Companies like Gillette, Billie, Harry’s, and Schick are killing it when it comes to marketing to this next wave
of young adults, in large part because they have recognized key generational differences in how Gen Z navigates the world and have adapted accordingly.
Here are three insights from this category that advertisers and marketers in all industries can use to make the cut with our new and discerning customers, Gen Z.
Razor brands understand that Z has a complicated relationship with labeling their many identities
One of the most salient insights from my research with Gen Z was how complicated the nature of identity is. Representing as the most diverse generation in American history (according to Pew research) Z-ers have found a rich new lexicon in which to describe their multi-faceted identities. While being able to put your identity into words can be empowering, there was also discomfort with the limitations that labels bring and having to act according to someone else’s definition.
Schick feels decidedly with the times with its "The Man I Am" campaign, which features Z men, all found from their original YouTube content, and all champions of modern masculinity. The brand doesn’t dare try and say who they are, or what real men look like or must do — it lets them do the talking.
When talking to Gen Z, brands should take note: They aren’t interested in your marketing labels and
need space to declare their complicated identities.
Razor brands know Gen Z is passionate about social issues, but are looking for others to do the talking
A group of student researchers in Oklahoma defined their generation as the “Repost Generation.” They summed it up as “Younger generations opt to share (retweet, repost, etc.) extreme opinions on social media rather than directly post their opinions, over fear of discourse in a hyper-tense social environment.”
They were passionate about their beliefs, but not willing to take up the bullhorn. Maddy C., a 16-year-old YouTube creator, told us, “I feel like disagreeing with people makes us very nervous because we’re afraid of losing friends.”
When brands take up the mantle of controversial causes, Z-ers feels they are voicing their support for their beliefs by supporting the brand — but with added safety. Though Gillette’s controversial ad tackling toxic masculinity felt squarely aimed at an enabling, older demographic in execution, the bold message was relevant message for Z, and its popularity with this age group increased, according to YPulse studies.
Gen Z is most comfortable when communicating in visuals. In our research on this cohort’s Tinder habits, we found a greater comfort in using emojis than writing bios.
Knowing this, razor companies have redesigned their product. They’ve produced matte-handled, gold-gilded, choose-your-own-color-palette razors, in delightful packaging. Their social content turns bath time and self-care into a branded way of life. Billie invites women to share photos of their body hair to “fuzzy up the internet.”
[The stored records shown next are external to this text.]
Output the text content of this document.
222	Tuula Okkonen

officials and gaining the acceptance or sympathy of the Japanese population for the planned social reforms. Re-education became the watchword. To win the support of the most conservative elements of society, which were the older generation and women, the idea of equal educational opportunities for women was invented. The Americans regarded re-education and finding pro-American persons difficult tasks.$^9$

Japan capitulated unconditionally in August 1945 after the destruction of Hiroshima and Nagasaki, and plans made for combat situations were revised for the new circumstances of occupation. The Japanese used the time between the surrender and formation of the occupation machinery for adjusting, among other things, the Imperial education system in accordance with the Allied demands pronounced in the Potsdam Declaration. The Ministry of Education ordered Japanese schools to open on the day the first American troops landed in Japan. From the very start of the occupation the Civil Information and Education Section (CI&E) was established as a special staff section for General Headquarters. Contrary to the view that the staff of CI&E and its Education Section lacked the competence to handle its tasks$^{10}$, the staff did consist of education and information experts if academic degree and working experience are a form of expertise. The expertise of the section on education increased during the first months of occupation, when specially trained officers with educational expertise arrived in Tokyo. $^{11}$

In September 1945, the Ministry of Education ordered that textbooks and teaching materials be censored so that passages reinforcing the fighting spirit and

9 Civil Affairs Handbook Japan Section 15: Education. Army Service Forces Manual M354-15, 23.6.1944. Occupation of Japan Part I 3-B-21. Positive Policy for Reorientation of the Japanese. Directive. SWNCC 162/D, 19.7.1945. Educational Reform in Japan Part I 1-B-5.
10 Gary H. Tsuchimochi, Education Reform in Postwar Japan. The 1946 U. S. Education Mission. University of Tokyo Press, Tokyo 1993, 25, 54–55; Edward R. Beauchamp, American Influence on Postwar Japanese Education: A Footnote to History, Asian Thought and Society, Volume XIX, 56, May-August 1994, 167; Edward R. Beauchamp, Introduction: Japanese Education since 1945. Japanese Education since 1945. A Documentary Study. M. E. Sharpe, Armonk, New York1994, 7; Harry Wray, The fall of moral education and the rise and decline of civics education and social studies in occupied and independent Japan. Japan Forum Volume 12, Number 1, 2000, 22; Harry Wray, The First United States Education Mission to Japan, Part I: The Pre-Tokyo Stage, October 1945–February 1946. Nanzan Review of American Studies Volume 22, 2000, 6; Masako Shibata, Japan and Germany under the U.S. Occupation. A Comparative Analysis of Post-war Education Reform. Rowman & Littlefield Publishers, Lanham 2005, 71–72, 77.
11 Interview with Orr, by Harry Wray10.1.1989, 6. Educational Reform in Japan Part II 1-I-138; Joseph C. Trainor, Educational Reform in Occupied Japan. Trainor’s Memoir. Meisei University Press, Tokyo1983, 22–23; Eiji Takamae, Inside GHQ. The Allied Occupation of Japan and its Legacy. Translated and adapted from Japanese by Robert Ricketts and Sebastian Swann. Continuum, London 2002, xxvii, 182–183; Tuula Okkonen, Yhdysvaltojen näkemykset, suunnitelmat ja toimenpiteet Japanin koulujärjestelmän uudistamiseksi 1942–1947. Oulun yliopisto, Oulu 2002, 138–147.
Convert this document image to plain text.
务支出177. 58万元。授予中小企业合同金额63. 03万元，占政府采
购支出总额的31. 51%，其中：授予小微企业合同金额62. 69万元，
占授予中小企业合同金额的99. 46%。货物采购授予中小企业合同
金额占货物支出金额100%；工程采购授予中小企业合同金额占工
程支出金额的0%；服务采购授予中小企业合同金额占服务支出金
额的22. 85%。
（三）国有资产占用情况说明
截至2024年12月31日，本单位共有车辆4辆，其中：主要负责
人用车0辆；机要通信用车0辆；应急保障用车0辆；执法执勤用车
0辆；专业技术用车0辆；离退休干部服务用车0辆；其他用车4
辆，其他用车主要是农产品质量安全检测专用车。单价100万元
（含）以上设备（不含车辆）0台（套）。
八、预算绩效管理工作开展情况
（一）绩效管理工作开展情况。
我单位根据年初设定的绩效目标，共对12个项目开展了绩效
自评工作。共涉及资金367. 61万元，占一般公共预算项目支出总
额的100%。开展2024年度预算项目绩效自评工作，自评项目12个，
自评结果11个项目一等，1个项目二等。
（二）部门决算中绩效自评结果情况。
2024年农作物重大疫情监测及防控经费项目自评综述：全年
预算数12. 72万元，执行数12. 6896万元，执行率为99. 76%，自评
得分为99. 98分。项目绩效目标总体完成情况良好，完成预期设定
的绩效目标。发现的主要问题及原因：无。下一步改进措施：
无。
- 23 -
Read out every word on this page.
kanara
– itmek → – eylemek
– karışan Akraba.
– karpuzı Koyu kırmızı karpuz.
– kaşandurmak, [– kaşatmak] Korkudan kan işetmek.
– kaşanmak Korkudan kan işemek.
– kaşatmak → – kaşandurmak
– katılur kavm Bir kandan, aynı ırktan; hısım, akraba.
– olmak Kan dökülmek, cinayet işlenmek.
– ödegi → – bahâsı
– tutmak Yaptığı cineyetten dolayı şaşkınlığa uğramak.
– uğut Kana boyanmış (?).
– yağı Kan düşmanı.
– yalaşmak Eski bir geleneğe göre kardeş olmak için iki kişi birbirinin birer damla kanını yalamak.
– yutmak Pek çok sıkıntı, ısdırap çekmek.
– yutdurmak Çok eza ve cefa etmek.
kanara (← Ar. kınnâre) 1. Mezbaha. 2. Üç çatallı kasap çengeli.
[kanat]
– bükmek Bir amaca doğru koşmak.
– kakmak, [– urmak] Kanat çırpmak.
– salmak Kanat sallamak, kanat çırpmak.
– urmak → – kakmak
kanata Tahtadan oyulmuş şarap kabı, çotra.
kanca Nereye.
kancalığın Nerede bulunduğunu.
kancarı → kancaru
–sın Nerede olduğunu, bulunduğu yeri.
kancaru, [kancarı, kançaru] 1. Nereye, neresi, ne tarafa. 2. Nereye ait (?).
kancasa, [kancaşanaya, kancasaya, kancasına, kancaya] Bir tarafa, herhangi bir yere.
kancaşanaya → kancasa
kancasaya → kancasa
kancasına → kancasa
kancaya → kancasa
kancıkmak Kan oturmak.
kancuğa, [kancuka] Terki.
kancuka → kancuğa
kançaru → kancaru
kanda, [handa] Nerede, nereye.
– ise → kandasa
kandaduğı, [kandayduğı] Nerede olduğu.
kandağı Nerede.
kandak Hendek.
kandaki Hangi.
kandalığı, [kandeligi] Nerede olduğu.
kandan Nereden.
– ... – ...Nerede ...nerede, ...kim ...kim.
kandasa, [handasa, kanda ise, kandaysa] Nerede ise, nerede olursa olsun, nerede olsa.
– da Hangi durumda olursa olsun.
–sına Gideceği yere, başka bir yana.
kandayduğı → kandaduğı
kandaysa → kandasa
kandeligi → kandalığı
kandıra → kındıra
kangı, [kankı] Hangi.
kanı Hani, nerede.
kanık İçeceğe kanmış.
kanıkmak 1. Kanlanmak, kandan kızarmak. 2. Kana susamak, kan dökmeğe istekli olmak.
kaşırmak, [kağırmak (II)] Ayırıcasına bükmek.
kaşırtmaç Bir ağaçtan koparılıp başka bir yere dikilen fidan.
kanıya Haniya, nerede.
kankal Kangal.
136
If a razor and armpit hair can be artistic and ‘gramworthy to Gen Z, there really is no excuse for the rest of us. If brands want to resonate with Z, they’re going to have to revamp the look of their product and packaging to have content potential.
As new generations are often the bellwethers of cultural change, it’s worth taking notes from these razor brands’ playbook. Gen Z is raising the bar for marketers; hopefully we’ll follow these personal care innovators and “razor standards” to meet them.